Just don't be snide, the Leader of the Opposition told his party room on Tuesday. You can be optimistic, he said. You can be confident. But with an election win in the cross-hairs, arrogance and ''personal snideness'' are to be avoided.
A noble ideal, and one most worthy of a potential prime minister. But a sub-realistic one - for to make such a request of politicians is like asking the birds not to tweetle or the tide not to turn. You may as well write a polite note to the sun requesting it refrain from rising tomorrow.
The pollies managed fairly well until question time - a good few hours. But once they had nestled their buttocks into the leather banquettes of the green chamber, the impulse to engage in snideness grew overwhelming. Irresistible.
It was like watching one of those impulse-control experiments they conduct on preschoolers, where a marshmallow is placed in front of a child who is told that if they refrain from eating the treat now, they will get two later.

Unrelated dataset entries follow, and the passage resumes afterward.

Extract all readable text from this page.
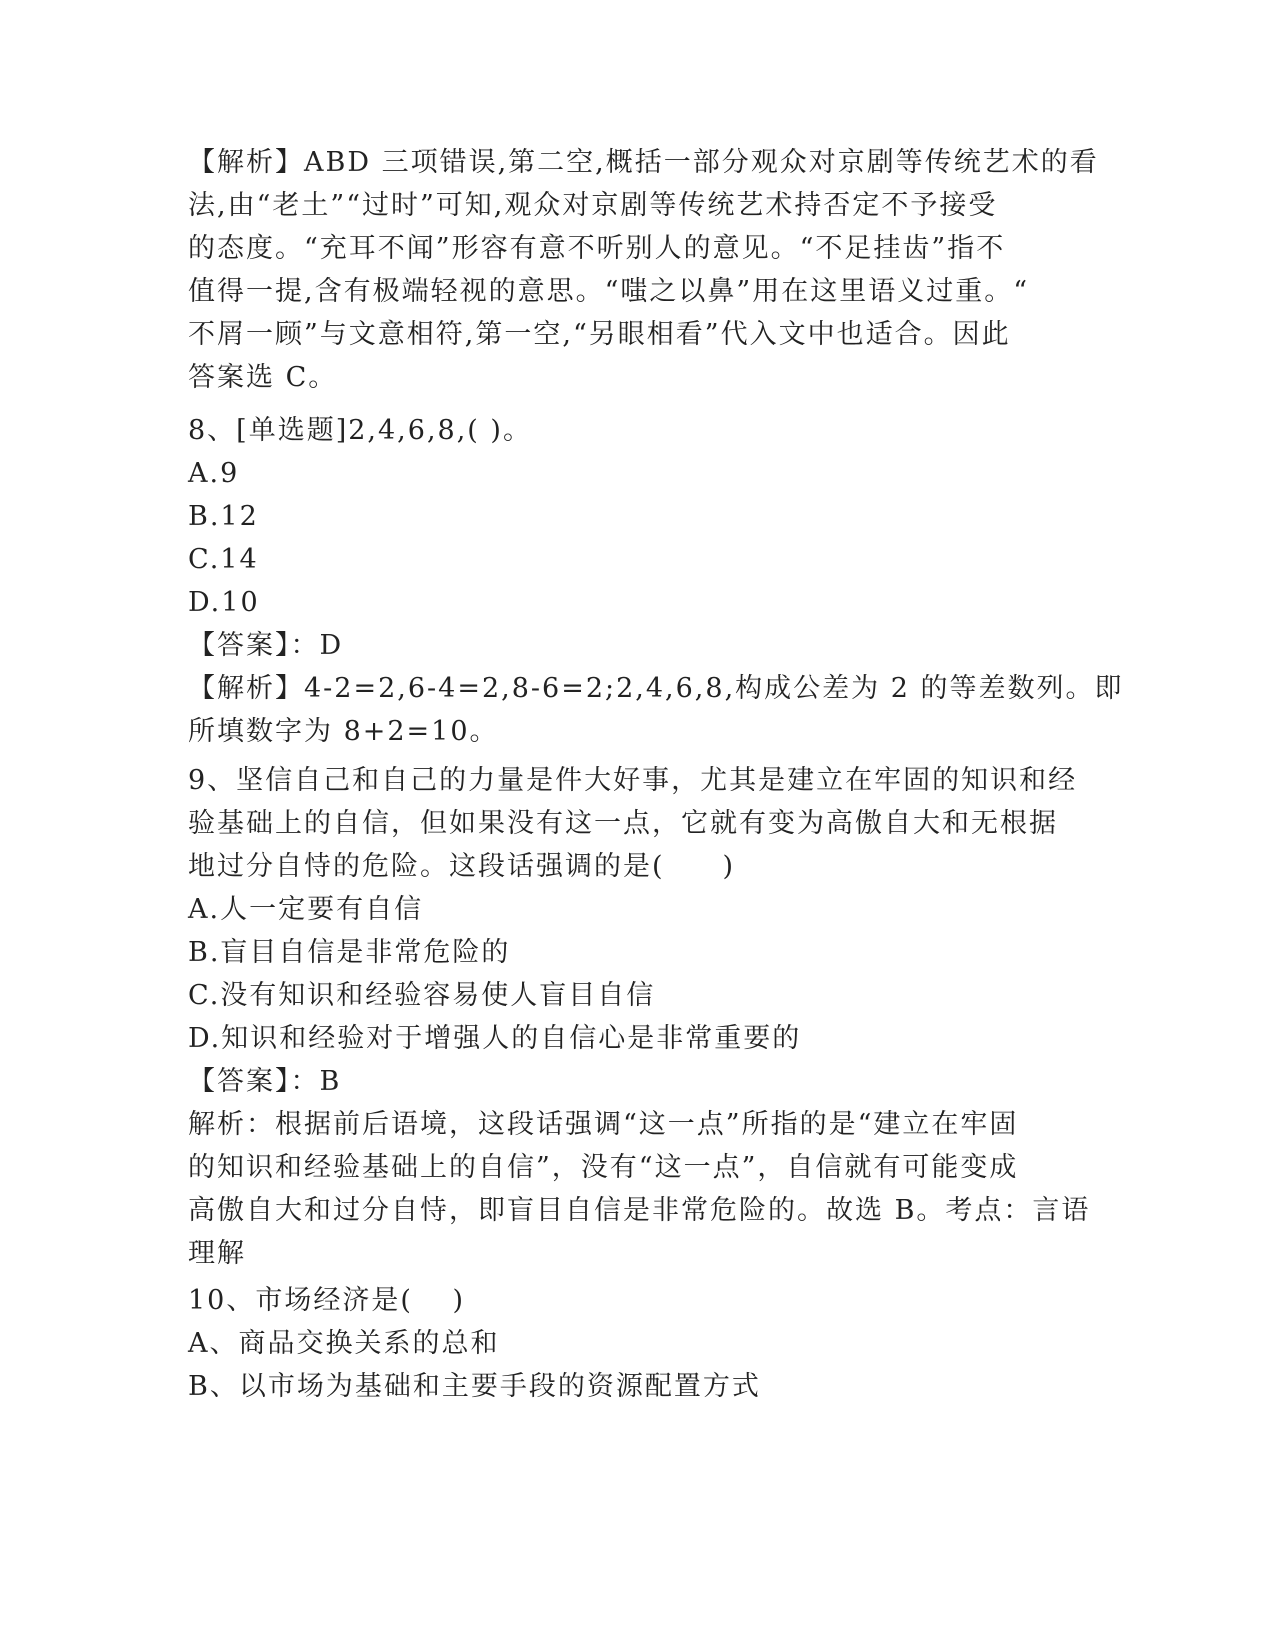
【解析】ABD 三项错误,第二空,概括一部分观众对京剧等传统艺术的看
法,由“老土”“过时”可知,观众对京剧等传统艺术持否定不予接受
的态度。“充耳不闻”形容有意不听别人的意见。“不足挂齿”指不
值得一提,含有极端轻视的意思。“嗤之以鼻”用在这里语义过重。“
不屑一顾”与文意相符,第一空,“另眼相看”代入文中也适合。因此
答案选 C。
8、[单选题]2,4,6,8,( )。
A.9
B.12
C.14
D.10
【答案】：D
【解析】4-2=2,6-4=2,8-6=2;2,4,6,8,构成公差为 2 的等差数列。即
所填数字为 8+2=10。
9、坚信自己和自己的力量是件大好事，尤其是建立在牢固的知识和经
验基础上的自信，但如果没有这一点，它就有变为高傲自大和无根据
地过分自恃的危险。这段话强调的是(　　)
A.人一定要有自信
B.盲目自信是非常危险的
C.没有知识和经验容易使人盲目自信
D.知识和经验对于增强人的自信心是非常重要的
【答案】：B
解析：根据前后语境，这段话强调“这一点”所指的是“建立在牢固
的知识和经验基础上的自信”，没有“这一点”，自信就有可能变成
高傲自大和过分自恃，即盲目自信是非常危险的。故选 B。考点：言语
理解
10、市场经济是(　 )
A、商品交换关系的总和
B、以市场为基础和主要手段的资源配置方式
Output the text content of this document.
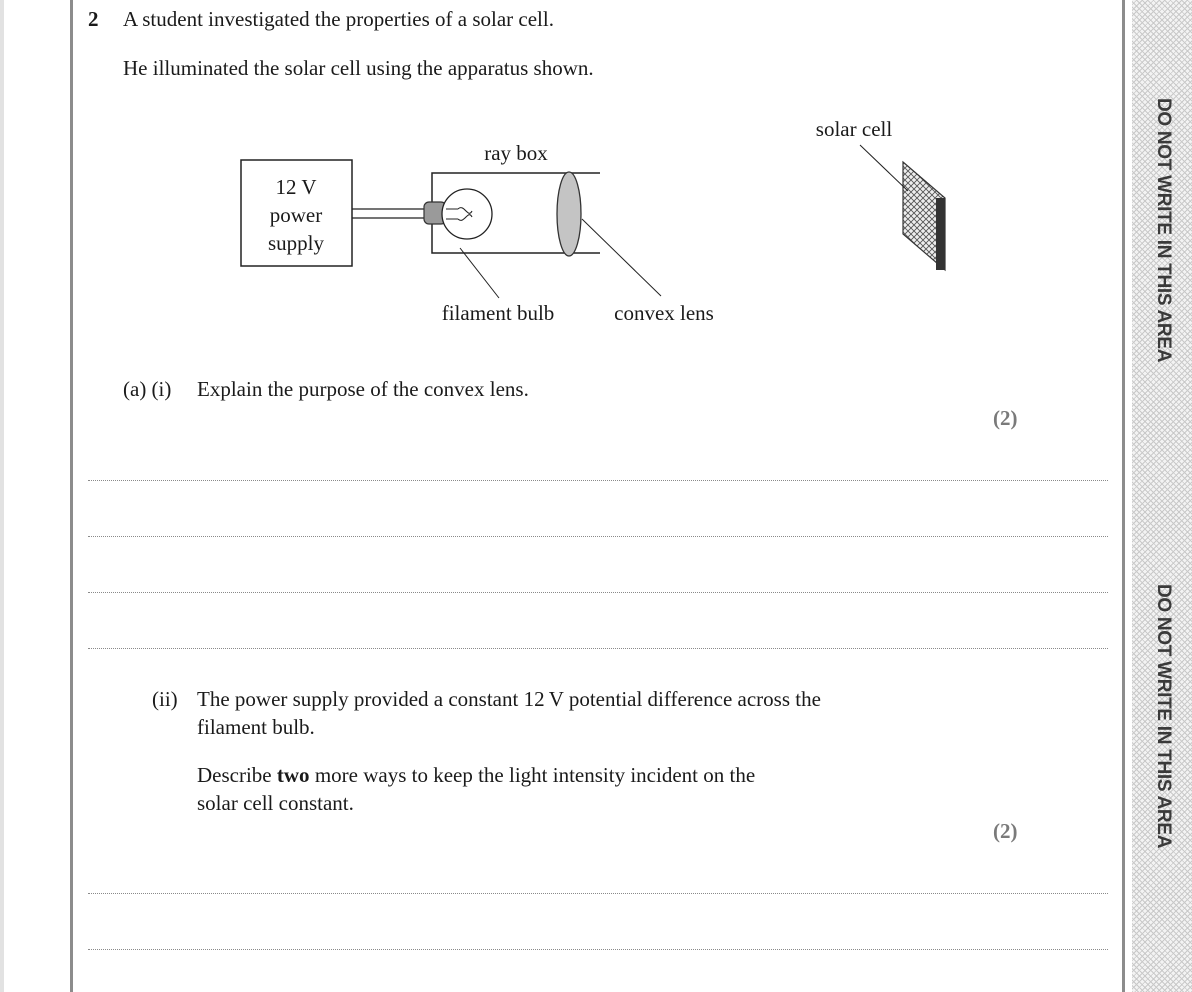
DO NOT WRITE IN THIS AREA
DO NOT WRITE IN THIS AREA
2 A student investigated the properties of a solar cell.
He illuminated the solar cell using the apparatus shown.
12 V
power
supply
ray box
solar cell
filament bulb	convex lens
(a) (i) Explain the purpose of the convex lens.
(2)
(ii) The power supply provided a constant 12 V potential difference across the
filament bulb.
Describe two more ways to keep the light intensity incident on the
solar cell constant.
(2)
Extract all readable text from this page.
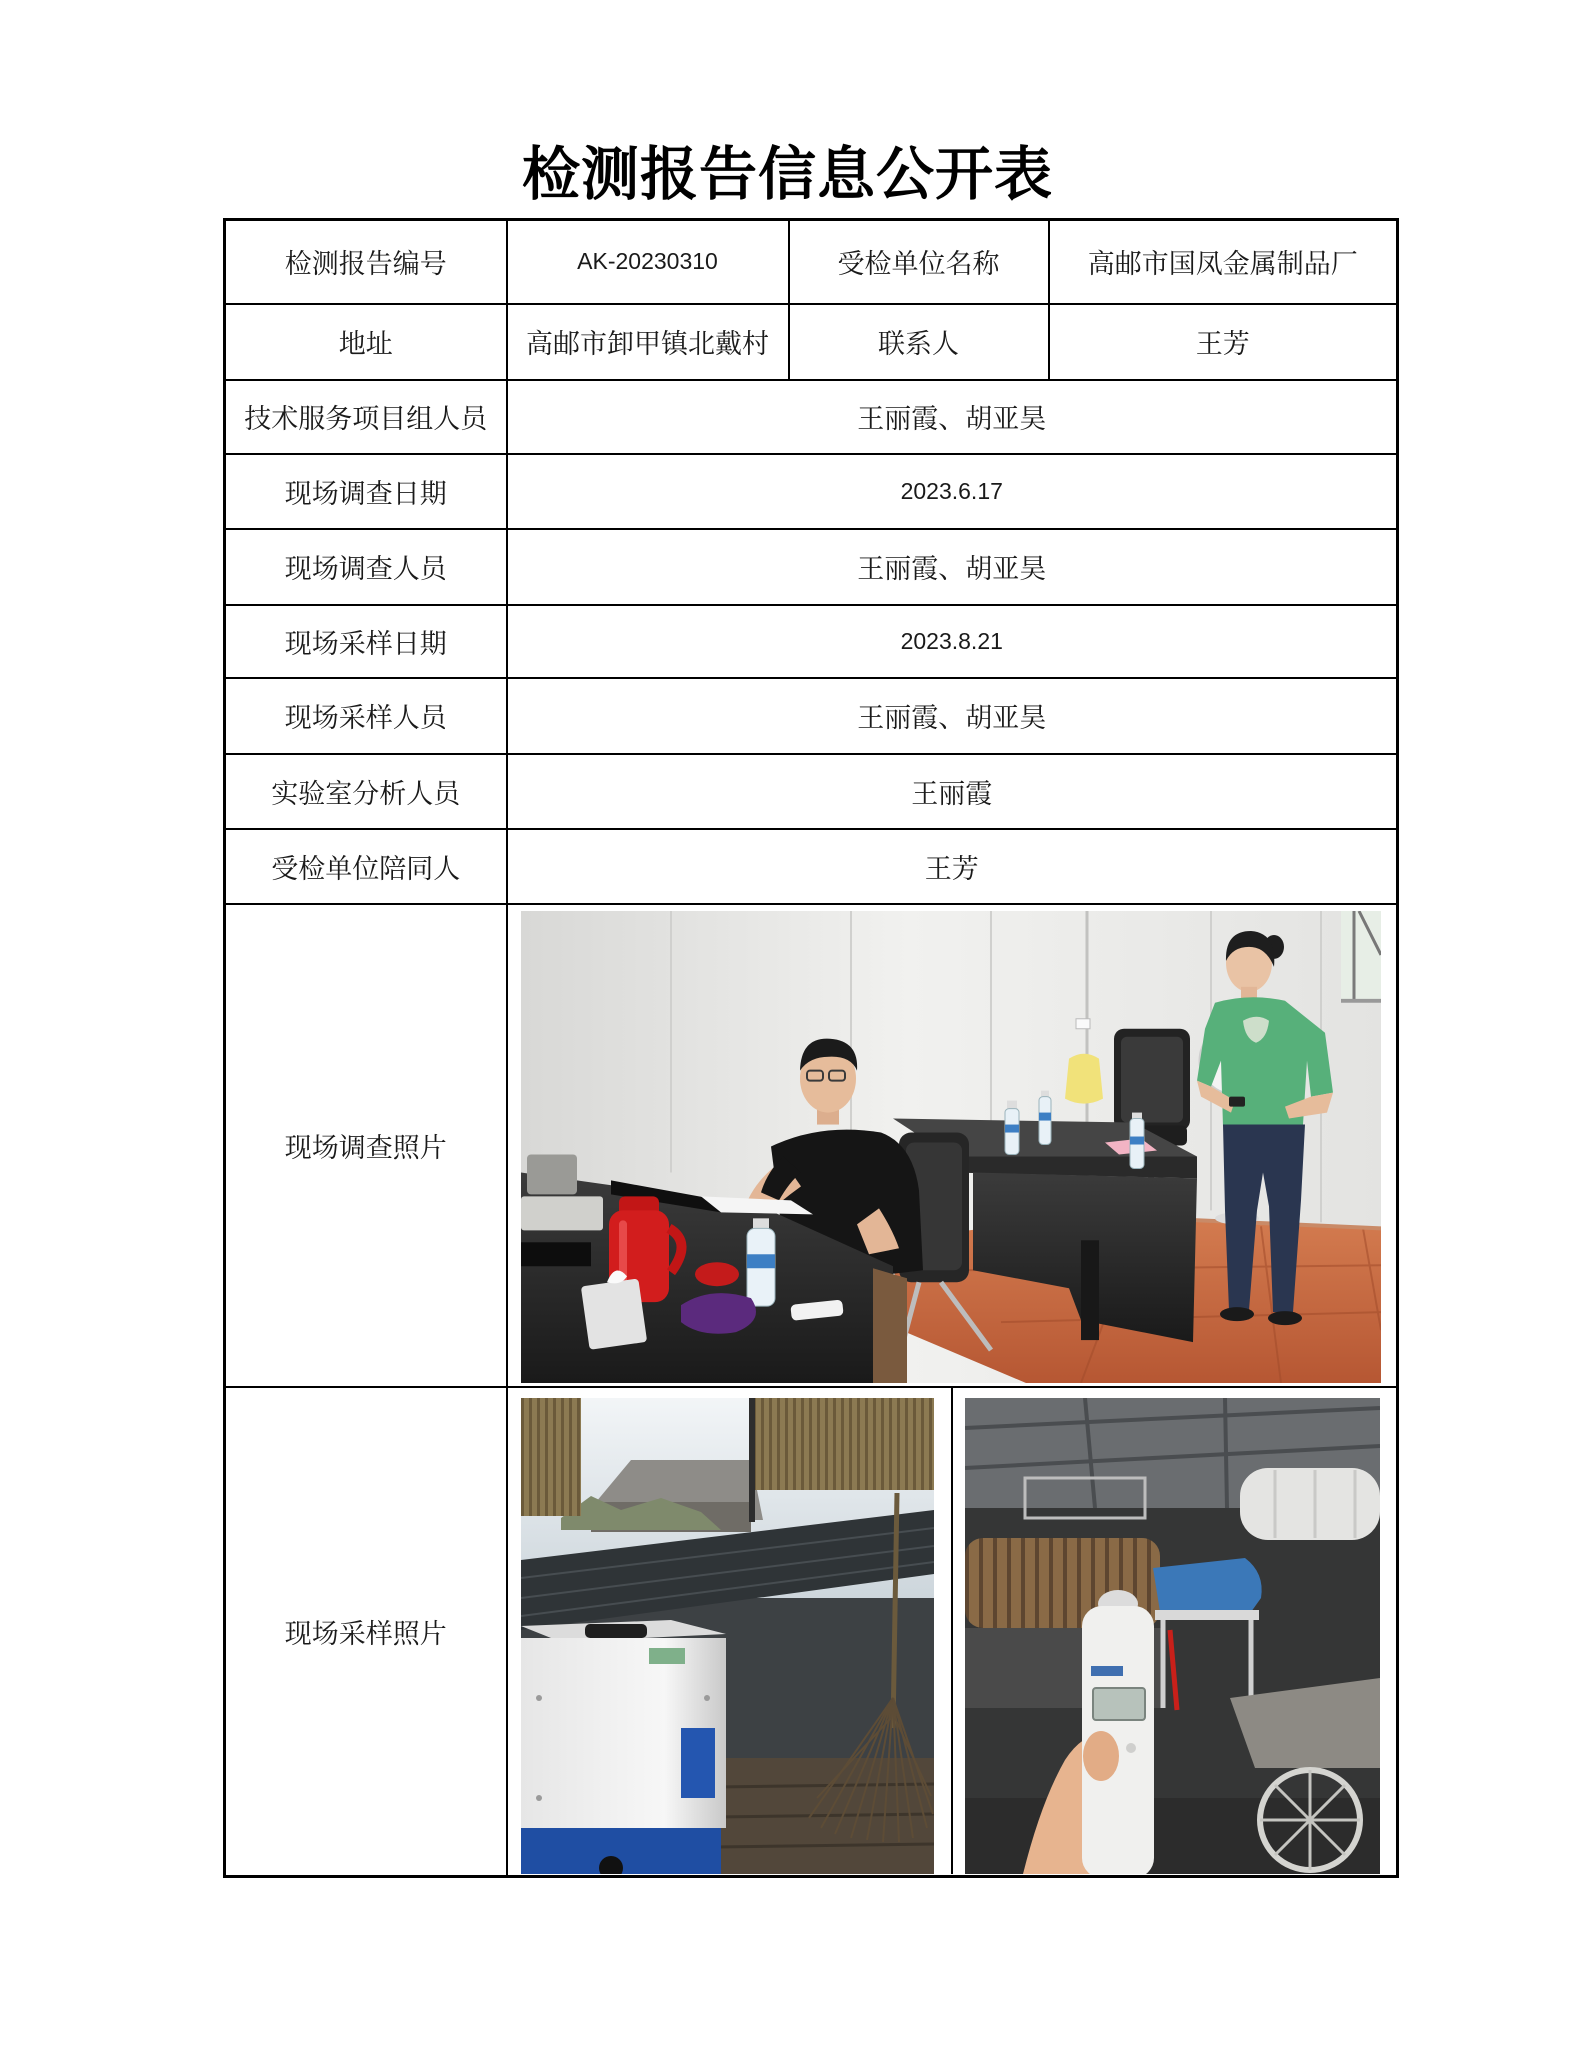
检测报告信息公开表
检测报告编号	AK-20230310	受检单位名称	高邮市国凤金属制品厂
地址	高邮市卸甲镇北戴村	联系人	王芳
技术服务项目组人员	王丽霞、胡亚昊		
现场调查日期	2023.6.17		
现场调查人员	王丽霞、胡亚昊		
现场采样日期	2023.8.21		
现场采样人员	王丽霞、胡亚昊		
实验室分析人员	王丽霞		
受检单位陪同人	王芳		
现场调查照片	

现场采样照片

For some it is just too hard.
The Member for Mayo, Jamie Briggs, cracked first.
The Treasurer, Wayne Swan, was asked a very dixery Dixer on economic growth and the ''jobs of the future''. (In the Labor lexicon, this is the only genre of jobs available. It's almost as though they're trying to tell us something.)
As Swan declaimed the reasons the surplus will not be achieved (''We took a whack to revenues,'' he said in the passive tense), Briggs was heard to interject. ''How's the mining tax going, Swanny?'' he shouted across the chamber.
It might have been a genuine and earnest inquiry into the quantum of revenue raised by the government's much-vaunted resources rent tax, the one which has so far collected nothing.
But it sounded a lot like personal snideness.
Next, opposition frontbencher Sophie Mirabella was up, reporting the plight of employees of a soda-ash plant forced to close, partly due to the pressures of the carbon tax. Will the Prime Minister apologise to these workers? A solid seven on the snideness scale. Then came the shadow treasurer, Joe Hockey, who sought to table a stack of papers he said documented the 166 times the Prime Minister had promised a surplus, and the 366 times the Treasurer had promised same.
The Leader of the House, Anthony Albanese, refused permission.
''Nah, I don't like him,'' he said. It's a new year but we still have a Parliament of marshmallow-gobblers. Settle in for the 219-day ride.